HOLLYHOCK HOUSE ROMAN REPLICA

Plaster replica of Three Dancing Nymphs, a 1st-century A.D. marble relief from Roman Libya, at Hollyhock House, Hollywood, California.

Hollyhock House was Frank Lloyd Wright’s first project in Los Angeles. The house is now a museum, and in 2019 was recognized as a UNESCO World Heritage Site, the first work of modern American architecture to be so designated.

The two thousand year-old marble relief, Three Dancing Nymphs, was the most important work of art in Hollyhock House’s original owner’s art collection. It was the last major feature missing from the house’s recent restoration back to its original 1920s decor. The ancient artefact has changed hands in the hundred years since the house’s construction. It is now owned by the Santa Barbara Museum of Art, and currently on loan to the Getty Center.

Hollyhock House hired Concept Realizations to produce an exacting replica for permanent display in the loggia where the original once stood, and where it would be the first work of art to greet visitors.

Concept Realizations directed the 3D scanning of the original marble at the Getty Center in May, 2016, and used the 3D data to robotically mill a slab of plaster. We hand-carved additional details and hand-painted the plaster to match the original marble.

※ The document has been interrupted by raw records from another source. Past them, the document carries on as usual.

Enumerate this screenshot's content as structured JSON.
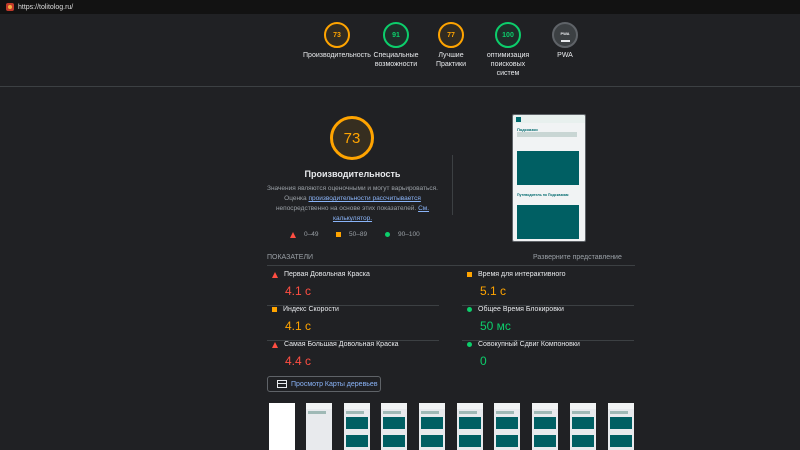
{
  "browser": {
    "url": "https://tolitolog.ru/"
  },
  "header_gauges": [
    {
      "score": "73",
      "label_lines": [
        "Производительность"
      ],
      "status": "orange"
    },
    {
      "score": "91",
      "label_lines": [
        "Специальные",
        "возможности"
      ],
      "status": "green"
    },
    {
      "score": "77",
      "label_lines": [
        "Лучшие",
        "Практики"
      ],
      "status": "orange"
    },
    {
      "score": "100",
      "label_lines": [
        "оптимизация",
        "поисковых",
        "систем"
      ],
      "status": "green"
    },
    {
      "score": "PWA",
      "label_lines": [
        "PWA"
      ],
      "status": "gray"
    }
  ],
  "performance": {
    "score": "73",
    "title": "Производительность",
    "desc_part1": "Значения являются оценочными и могут варьироваться. Оценка ",
    "desc_link": "производительности рассчитывается",
    "desc_part2": " непосредственно на основе этих показателей. ",
    "calc_link": "См. калькулятор."
  },
  "legend": {
    "fail": "0–49",
    "average": "50–89",
    "pass": "90–100"
  },
  "screenshot_preview": {
    "page_title": "Подсказки",
    "section_text": "Путеводитель по Подсказкам"
  },
  "metrics": {
    "section_label": "ПОКАЗАТЕЛИ",
    "expand_label": "Разверните представление",
    "items": [
      {
        "name": "Первая Довольная Краска",
        "value": "4.1 с",
        "status": "red"
      },
      {
        "name": "Время для интерактивного",
        "value": "5.1 с",
        "status": "orange"
      },
      {
        "name": "Индекс Скорости",
        "value": "4.1 с",
        "status": "orange"
      },
      {
        "name": "Общее Время Блокировки",
        "value": "50 мс",
        "status": "green"
      },
      {
        "name": "Самая Большая Довольная Краска",
        "value": "4.4 с",
        "status": "red"
      },
      {
        "name": "Совокупный Сдвиг Компоновки",
        "value": "0",
        "status": "green"
      }
    ]
  },
  "treemap_button": {
    "label": "Просмотр Карты деревьев"
  },
  "colors": {
    "fail": "#ff4e42",
    "average": "#ffa400",
    "pass": "#0cce6b",
    "link": "#8ab4f8",
    "background": "#202124"
  }
}
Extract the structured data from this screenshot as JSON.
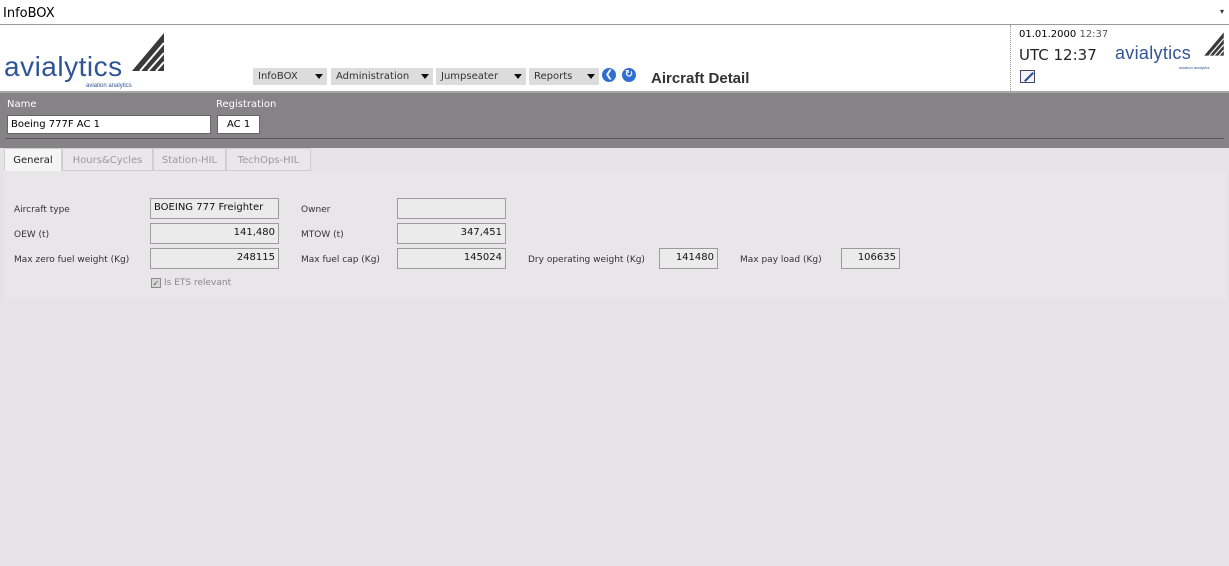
{
  "window": {
    "title": "InfoBOX",
    "menu_caret": "▾"
  },
  "brand": {
    "name": "avialytics",
    "tagline": "aviation analytics",
    "color": "#2f5597"
  },
  "menus": [
    {
      "label": "InfoBOX"
    },
    {
      "label": "Administration"
    },
    {
      "label": "Jumpseater"
    },
    {
      "label": "Reports"
    }
  ],
  "nav_buttons": {
    "back": {
      "icon": "back-arrow-icon",
      "glyph": "❮"
    },
    "refresh": {
      "icon": "refresh-icon",
      "glyph": "↻"
    }
  },
  "page_title": "Aircraft Detail",
  "clock": {
    "date": "01.01.2000",
    "time": "12:37",
    "utc": "UTC 12:37"
  },
  "aircraft": {
    "name_label": "Name",
    "name_value": "Boeing 777F AC 1",
    "registration_label": "Registration",
    "registration_value": "AC 1"
  },
  "tabs": [
    {
      "label": "General",
      "active": true
    },
    {
      "label": "Hours&Cycles",
      "active": false
    },
    {
      "label": "Station-HIL",
      "active": false
    },
    {
      "label": "TechOps-HIL",
      "active": false
    }
  ],
  "general": {
    "aircraft_type": {
      "label": "Aircraft type",
      "value": "BOEING 777 Freighter"
    },
    "owner": {
      "label": "Owner",
      "value": ""
    },
    "oew": {
      "label": "OEW (t)",
      "value": "141,480"
    },
    "mtow": {
      "label": "MTOW (t)",
      "value": "347,451"
    },
    "mzfw": {
      "label": "Max zero fuel weight (Kg)",
      "value": "248115"
    },
    "max_fuel_cap": {
      "label": "Max fuel cap (Kg)",
      "value": "145024"
    },
    "dry_operating_weight": {
      "label": "Dry operating weight (Kg)",
      "value": "141480"
    },
    "max_pay_load": {
      "label": "Max pay load (Kg)",
      "value": "106635"
    },
    "ets_relevant": {
      "label": "Is ETS relevant",
      "checked": true,
      "mark": "✓"
    }
  }
}
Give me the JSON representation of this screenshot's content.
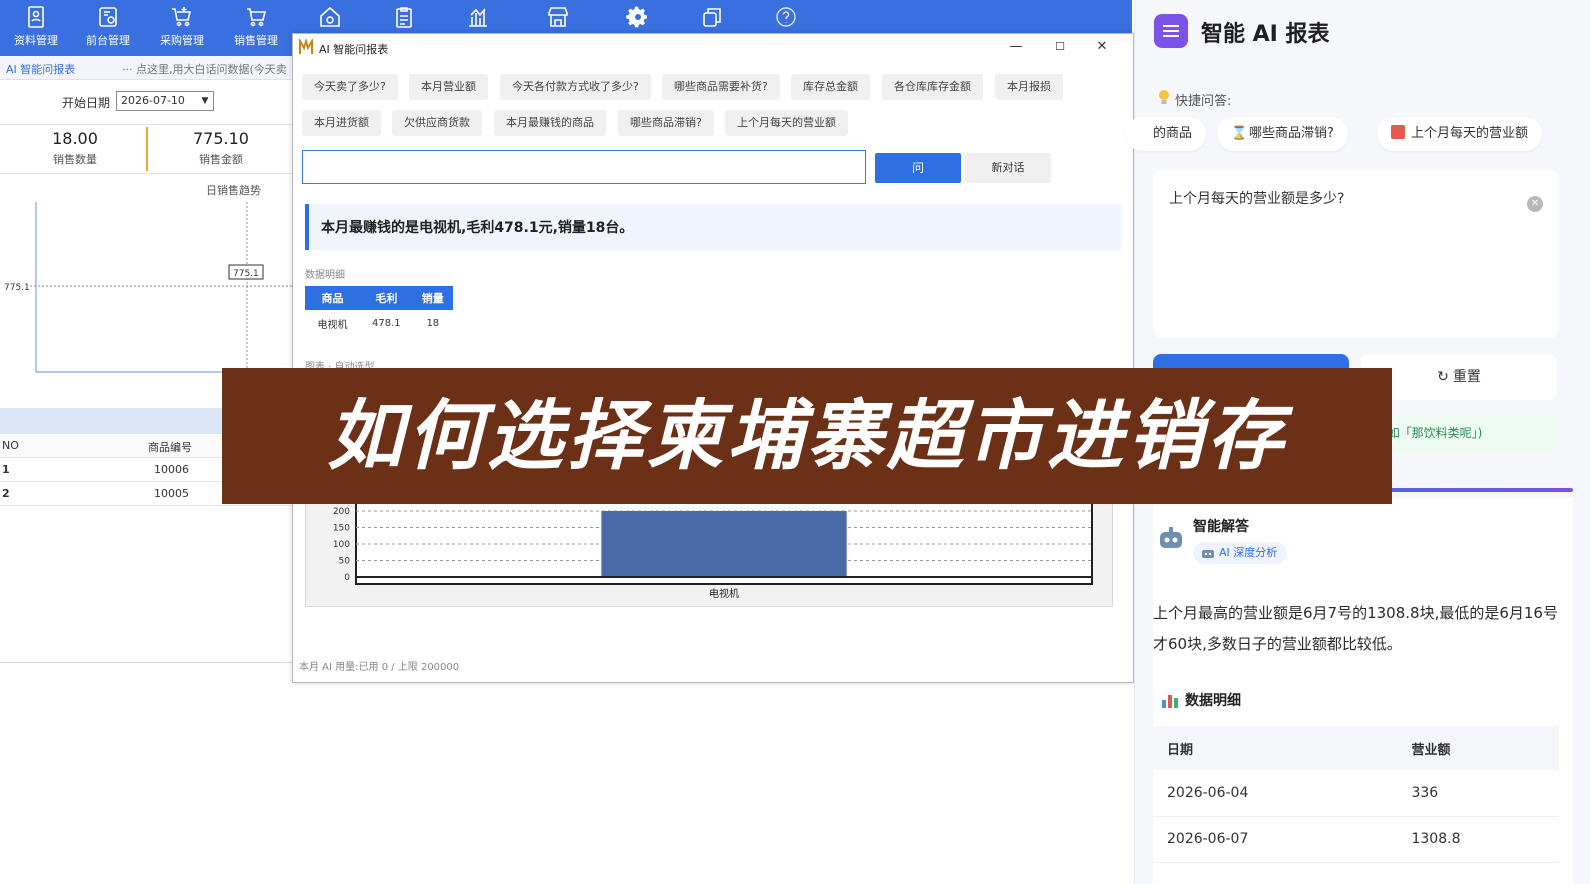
{
  "toolbar": {
    "items": [
      {
        "label": "资料管理",
        "icon": "document-person-icon"
      },
      {
        "label": "前台管理",
        "icon": "register-icon"
      },
      {
        "label": "采购管理",
        "icon": "cart-plus-icon"
      },
      {
        "label": "销售管理",
        "icon": "cart-icon"
      },
      {
        "label": "",
        "icon": "house-gear-icon"
      },
      {
        "label": "",
        "icon": "clipboard-icon"
      },
      {
        "label": "",
        "icon": "bar-chart-icon"
      },
      {
        "label": "",
        "icon": "store-icon"
      },
      {
        "label": "",
        "icon": "gear-icon"
      },
      {
        "label": "",
        "icon": "copy-windows-icon"
      },
      {
        "label": "",
        "icon": "help-icon"
      }
    ]
  },
  "background": {
    "active_tab": "AI 智能问报表",
    "hint": "··· 点这里,用大白话问数据(今天卖",
    "date_label": "开始日期",
    "date_value": "2026-07-10",
    "stats": [
      {
        "value": "18.00",
        "label": "销售数量"
      },
      {
        "value": "775.10",
        "label": "销售金额"
      }
    ],
    "trend": {
      "title": "日销售趋势",
      "y_label": "775.1",
      "point_label": "775.1"
    },
    "table": {
      "headers": [
        "NO",
        "商品编号"
      ],
      "rows": [
        [
          "1",
          "10006"
        ],
        [
          "2",
          "10005"
        ]
      ]
    }
  },
  "dialog": {
    "title": "AI 智能问报表",
    "controls": {
      "minimize": "—",
      "maximize": "☐",
      "close": "✕"
    },
    "quick_row1": [
      "今天卖了多少?",
      "本月营业额",
      "今天各付款方式收了多少?",
      "哪些商品需要补货?",
      "库存总金额",
      "各仓库库存金额",
      "本月报损"
    ],
    "quick_row2": [
      "本月进货额",
      "欠供应商货款",
      "本月最赚钱的商品",
      "哪些商品滞销?",
      "上个月每天的营业额"
    ],
    "input_value": "",
    "ask_label": "问",
    "new_chat_label": "新对话",
    "answer": "本月最赚钱的是电视机,毛利478.1元,销量18台。",
    "detail_label": "数据明细",
    "detail_table": {
      "headers": [
        "商品",
        "毛利",
        "销量"
      ],
      "rows": [
        [
          "电视机",
          "478.1",
          "18"
        ]
      ]
    },
    "chart_label": "图表 · 自动选型",
    "usage": "本月 AI 用量:已用 0 / 上限 200000"
  },
  "chart_data": {
    "type": "bar",
    "title": "",
    "categories": [
      "电视机"
    ],
    "values": [
      478.1
    ],
    "xlabel": "",
    "ylabel": "",
    "yticks": [
      0,
      50,
      100,
      150,
      200
    ],
    "color": "#4a6aa8",
    "grid": true
  },
  "right_panel": {
    "title": "智能 AI 报表",
    "quick_label": "快捷问答:",
    "chips": [
      {
        "icon": "",
        "label": "的商品"
      },
      {
        "icon": "hourglass-icon",
        "label": "哪些商品滞销?"
      },
      {
        "icon": "calendar-icon",
        "label": "上个月每天的营业额"
      }
    ],
    "question": "上个月每天的营业额是多少?",
    "reset_label": "重置",
    "hint": "(如「那饮料类呢」)",
    "answer_title": "智能解答",
    "answer_badge": "AI 深度分析",
    "answer_text": "上个月最高的营业额是6月7号的1308.8块,最低的是6月16号才60块,多数日子的营业额都比较低。",
    "detail_title": "数据明细",
    "table": {
      "headers": [
        "日期",
        "营业额"
      ],
      "rows": [
        [
          "2026-06-04",
          "336"
        ],
        [
          "2026-06-07",
          "1308.8"
        ]
      ]
    }
  },
  "banner": {
    "text": "如何选择柬埔寨超市进销存",
    "color": "#6b3016"
  }
}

After its installation, the curator of Hollyhock House commented, “From start to finish you have made an amazing copy. From the scans to the milling and refining process, to the coloring, it all came together in a most amazing manner. The result is rather like perfection. I think our visitors, without really knowing, will instinctively know this too.”

This project was done in cooperation with the Santa Barbara Museum of Art, the J. Paul Getty Museum, the Los Angeles County Museum of Art (LACMA) and the Barnsdall Art Park Foundation, which operates Hollyhock House.